Sardinia has a total population of around 1.6 million inhabitants (roughly the same amount of people that Sicily has in the county of Palermo alone) and the majority of its inhabitants are concentrated around the main city Cagliari (approximately 300.000).
For a series of historical, social and financial reasons many left the island to find fortune on the Italian mainland or further afield.
My family is a perfect example of this. My father moved to London aged 19, my great uncle moved to Rome with his family in the 60s and lived there until he died, my grandfather and his brothers all studied in mainland Italy and a generation before them my great grandfather went to work in mines in Belgium and after that moved to mainland Italy, my other great grandfather instead worked in Argentina for a few years and then they both returned to Sardinia.
There have been different waves of migration but some things have not changed through time such as the strong sense of belonging the islanders feel towards their homeland.

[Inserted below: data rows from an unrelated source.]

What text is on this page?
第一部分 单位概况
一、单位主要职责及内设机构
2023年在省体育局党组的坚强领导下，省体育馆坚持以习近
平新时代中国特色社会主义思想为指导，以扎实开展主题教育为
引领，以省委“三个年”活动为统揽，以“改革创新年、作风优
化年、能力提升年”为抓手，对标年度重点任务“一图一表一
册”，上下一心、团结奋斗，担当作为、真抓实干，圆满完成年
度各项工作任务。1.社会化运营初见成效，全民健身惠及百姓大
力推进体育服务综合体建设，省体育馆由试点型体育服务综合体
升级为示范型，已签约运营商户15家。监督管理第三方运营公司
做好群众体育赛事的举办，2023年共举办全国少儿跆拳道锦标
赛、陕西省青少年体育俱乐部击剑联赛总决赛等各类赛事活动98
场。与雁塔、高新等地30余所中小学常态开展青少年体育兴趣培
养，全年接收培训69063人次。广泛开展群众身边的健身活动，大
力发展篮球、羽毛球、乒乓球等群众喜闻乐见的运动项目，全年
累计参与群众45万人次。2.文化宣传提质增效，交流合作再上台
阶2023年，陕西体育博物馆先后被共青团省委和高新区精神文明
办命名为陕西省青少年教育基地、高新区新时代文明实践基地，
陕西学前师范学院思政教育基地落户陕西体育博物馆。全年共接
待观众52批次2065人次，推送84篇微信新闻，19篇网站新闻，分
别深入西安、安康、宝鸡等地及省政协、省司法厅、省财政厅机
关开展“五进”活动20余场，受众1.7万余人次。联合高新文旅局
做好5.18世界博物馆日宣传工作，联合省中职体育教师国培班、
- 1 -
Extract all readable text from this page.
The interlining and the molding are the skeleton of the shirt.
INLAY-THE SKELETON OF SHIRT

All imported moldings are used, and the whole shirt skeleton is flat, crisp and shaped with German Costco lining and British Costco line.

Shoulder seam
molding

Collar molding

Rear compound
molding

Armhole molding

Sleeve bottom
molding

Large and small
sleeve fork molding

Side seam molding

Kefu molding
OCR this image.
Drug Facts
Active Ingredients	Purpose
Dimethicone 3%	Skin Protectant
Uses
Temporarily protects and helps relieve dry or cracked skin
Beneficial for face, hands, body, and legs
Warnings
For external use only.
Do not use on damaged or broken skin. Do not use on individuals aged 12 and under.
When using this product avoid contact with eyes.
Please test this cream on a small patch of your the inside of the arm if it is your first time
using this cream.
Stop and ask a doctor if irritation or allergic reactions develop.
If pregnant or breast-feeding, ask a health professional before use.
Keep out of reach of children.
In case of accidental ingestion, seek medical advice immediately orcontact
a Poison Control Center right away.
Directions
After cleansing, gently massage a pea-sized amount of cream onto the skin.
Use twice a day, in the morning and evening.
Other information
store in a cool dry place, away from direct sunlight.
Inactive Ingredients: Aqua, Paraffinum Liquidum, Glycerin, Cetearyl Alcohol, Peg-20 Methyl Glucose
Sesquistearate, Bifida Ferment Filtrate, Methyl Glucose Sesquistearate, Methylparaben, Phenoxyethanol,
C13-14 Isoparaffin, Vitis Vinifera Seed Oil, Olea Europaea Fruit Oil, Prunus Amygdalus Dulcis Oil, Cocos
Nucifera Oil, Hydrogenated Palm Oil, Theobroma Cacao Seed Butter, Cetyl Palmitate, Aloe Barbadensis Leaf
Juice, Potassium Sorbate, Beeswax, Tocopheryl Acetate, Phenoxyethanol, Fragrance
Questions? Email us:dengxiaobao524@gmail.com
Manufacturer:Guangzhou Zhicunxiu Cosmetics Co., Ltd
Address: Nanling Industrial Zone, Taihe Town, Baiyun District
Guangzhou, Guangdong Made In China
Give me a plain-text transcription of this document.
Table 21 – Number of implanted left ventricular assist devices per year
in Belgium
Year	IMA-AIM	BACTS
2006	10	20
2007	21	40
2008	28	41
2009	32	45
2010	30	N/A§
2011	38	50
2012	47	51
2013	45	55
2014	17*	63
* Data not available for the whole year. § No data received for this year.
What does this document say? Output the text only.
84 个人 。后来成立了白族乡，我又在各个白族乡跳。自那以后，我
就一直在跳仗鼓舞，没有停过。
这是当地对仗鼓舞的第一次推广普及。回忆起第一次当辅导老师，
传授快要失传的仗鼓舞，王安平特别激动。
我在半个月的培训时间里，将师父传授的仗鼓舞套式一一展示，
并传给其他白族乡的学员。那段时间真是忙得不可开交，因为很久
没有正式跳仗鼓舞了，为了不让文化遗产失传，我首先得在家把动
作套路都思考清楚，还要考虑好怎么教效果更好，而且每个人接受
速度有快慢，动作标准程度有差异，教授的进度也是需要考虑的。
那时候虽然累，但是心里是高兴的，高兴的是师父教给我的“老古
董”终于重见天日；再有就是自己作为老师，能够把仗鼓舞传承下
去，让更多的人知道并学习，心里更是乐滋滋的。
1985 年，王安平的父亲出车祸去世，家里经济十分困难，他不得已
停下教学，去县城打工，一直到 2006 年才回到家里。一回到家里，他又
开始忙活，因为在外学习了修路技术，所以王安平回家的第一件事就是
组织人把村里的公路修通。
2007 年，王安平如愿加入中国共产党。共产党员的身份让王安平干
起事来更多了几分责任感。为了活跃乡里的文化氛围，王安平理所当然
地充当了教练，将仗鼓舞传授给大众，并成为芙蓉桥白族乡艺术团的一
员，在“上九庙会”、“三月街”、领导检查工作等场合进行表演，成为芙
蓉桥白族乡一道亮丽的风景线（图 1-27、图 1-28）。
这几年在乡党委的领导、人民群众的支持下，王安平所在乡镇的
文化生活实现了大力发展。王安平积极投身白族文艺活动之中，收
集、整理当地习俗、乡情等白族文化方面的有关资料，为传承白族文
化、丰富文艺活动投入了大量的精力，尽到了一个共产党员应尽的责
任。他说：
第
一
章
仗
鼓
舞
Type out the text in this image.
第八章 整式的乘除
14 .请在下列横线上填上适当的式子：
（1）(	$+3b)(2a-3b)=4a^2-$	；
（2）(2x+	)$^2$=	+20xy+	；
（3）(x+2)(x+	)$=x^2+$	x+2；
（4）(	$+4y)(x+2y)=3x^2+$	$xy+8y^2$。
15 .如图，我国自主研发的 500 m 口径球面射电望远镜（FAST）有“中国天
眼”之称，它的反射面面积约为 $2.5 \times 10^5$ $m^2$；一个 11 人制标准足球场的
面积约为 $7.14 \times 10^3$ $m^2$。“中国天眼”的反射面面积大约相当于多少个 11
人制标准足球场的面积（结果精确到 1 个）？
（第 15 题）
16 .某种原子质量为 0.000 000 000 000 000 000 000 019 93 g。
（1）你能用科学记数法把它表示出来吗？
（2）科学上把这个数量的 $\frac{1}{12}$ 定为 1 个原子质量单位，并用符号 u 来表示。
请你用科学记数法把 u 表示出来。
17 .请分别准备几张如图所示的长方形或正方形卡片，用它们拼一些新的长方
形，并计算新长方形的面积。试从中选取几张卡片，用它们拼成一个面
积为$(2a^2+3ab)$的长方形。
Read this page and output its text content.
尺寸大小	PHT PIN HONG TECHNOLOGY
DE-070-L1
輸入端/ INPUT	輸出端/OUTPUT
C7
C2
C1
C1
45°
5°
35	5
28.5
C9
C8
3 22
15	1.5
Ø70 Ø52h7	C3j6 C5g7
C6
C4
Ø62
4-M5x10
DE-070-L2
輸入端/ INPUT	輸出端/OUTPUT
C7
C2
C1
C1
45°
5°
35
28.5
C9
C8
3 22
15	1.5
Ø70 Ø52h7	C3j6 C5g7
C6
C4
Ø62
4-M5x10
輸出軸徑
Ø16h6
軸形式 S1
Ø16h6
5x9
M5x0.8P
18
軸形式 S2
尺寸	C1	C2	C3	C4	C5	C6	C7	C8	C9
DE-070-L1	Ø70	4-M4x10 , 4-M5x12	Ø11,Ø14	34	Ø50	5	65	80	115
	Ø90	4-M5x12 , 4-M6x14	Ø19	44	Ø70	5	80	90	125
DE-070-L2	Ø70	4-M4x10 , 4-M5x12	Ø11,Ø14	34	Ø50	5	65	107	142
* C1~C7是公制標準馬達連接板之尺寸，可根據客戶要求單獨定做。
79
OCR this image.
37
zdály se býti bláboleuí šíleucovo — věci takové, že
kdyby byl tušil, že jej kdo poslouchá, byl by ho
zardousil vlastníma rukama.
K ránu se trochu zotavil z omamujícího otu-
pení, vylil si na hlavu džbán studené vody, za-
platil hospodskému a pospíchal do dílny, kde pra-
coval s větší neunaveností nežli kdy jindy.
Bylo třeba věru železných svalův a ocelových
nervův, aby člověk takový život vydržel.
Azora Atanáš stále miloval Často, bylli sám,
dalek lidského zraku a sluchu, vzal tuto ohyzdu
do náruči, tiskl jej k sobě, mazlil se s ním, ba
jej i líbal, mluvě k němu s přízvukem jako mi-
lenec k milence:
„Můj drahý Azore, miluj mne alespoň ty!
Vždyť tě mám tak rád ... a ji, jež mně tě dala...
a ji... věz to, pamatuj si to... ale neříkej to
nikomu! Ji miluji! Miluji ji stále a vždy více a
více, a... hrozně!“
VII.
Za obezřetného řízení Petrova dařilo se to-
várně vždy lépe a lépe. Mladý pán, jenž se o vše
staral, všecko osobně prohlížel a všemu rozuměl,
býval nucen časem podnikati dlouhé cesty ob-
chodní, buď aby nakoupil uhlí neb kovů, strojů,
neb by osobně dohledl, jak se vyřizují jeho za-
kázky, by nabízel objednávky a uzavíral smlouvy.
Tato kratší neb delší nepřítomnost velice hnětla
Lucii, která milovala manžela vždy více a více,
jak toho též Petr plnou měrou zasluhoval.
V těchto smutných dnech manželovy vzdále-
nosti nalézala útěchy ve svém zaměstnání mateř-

Even moving to Rome or the north of Italy is a big deal as ‘continente’ (= the continent, name given to mainland Italy by Sardinians) is not Sardinia. The reasons are many; partly geographical due to differences in scenery mainly the lack of stunning beaches and big green areas but also climatically as the 300+ days of sun per year, hot summers and mild winters are hard to live without once you have been used to them all your life. Lack of sun can deeply impact ones mood. The main differences however are cultural and linguistic as Sardinia has its own language which is quite different from Italian and the colourful expressions and unique words that characterise it cannot really be translated into any other language.
Today, many of my friends have left Sardinia either to continue their studies at a postgraduate level or to find work. The vast majority of them lives in Milan, followed by London, Bologna (the biggest university city in Italy), some in Rome and others abroad (many of whom live in Germany which historically has always had a strong Sardinian community).
Before leaving there are a series of rituals most Sardinian youths will observe. First of all, you must drop by to say goodbye to Nonna. After that, in the evening, you say goodbye to your close friends who live on the island, one more aperitif or espresso coffee and you don’t leave before they reassure you that they will come and visit you at some point.
You get back home, pack the last things including the all important Sardinian food which has been kept in the fridge until the last minute including Bottarga (dried fish roe, typically Sardinian), pecorino cheese, cured ham or sausages that all get added to the previously packed Mirto and Limoncello.
A few hours later you are at the airport checking-in your suitcase and praying that all the heavenly goods packed do not surpass the baggage weight allowance.
Time for goodbyes: one last hug to mamma and babbo who usually tell you to look after yourself and keep in touch.
You go through security checks and look around, many others are in your same position with heavy bags and heavy hearts preparing to leave the island. Job opportunities in Sardinia are scarce, the local universities are very limited in what they offer and the ‘Sardinian mentality’ tends to drag you down making it very hard for an ambitious, international-minded youth to stay in his or her homeland.
After all Life is Calling, no time to linger or feel nostalgic, one must take to the skies in order to fulfil ones aspirations and potentials leaving Sardinia to spread across Europe and beyond.
The dream however remains to one day maybe return for good to Sardinia perhaps to start a family, set up a business to benefit the local economy or retire in the sunny slow-paced corner of paradise in your golden days.
The hope is that maybe, at that point, things will have changed for the better: the local political elite will have more sense and be in touch with the reality that surrounds them and actually care about the people they supposedly serve. Maybe the Sardinians will have lost their ‘characteristic mentality’ that tends to prevent anyone from being successful by filling anyone who dares to try something new with envy and pessimistic vibes as fear of change rules their provincial way of thinking.
That said, looking back at my family, after nearly 10 years in London my father managed to return to Sardinia and his grandfather before him after years in Argentina so there is still hope.
As long as there is hope and the will to return and change things there will be the possibility that the Sardinian diaspora may reverse its course and that many of the talented people who fled the island may return to change it for the better. Perhaps when this will happen, Sardinia will truly reach its full potential which for now is a goal which seems light years away.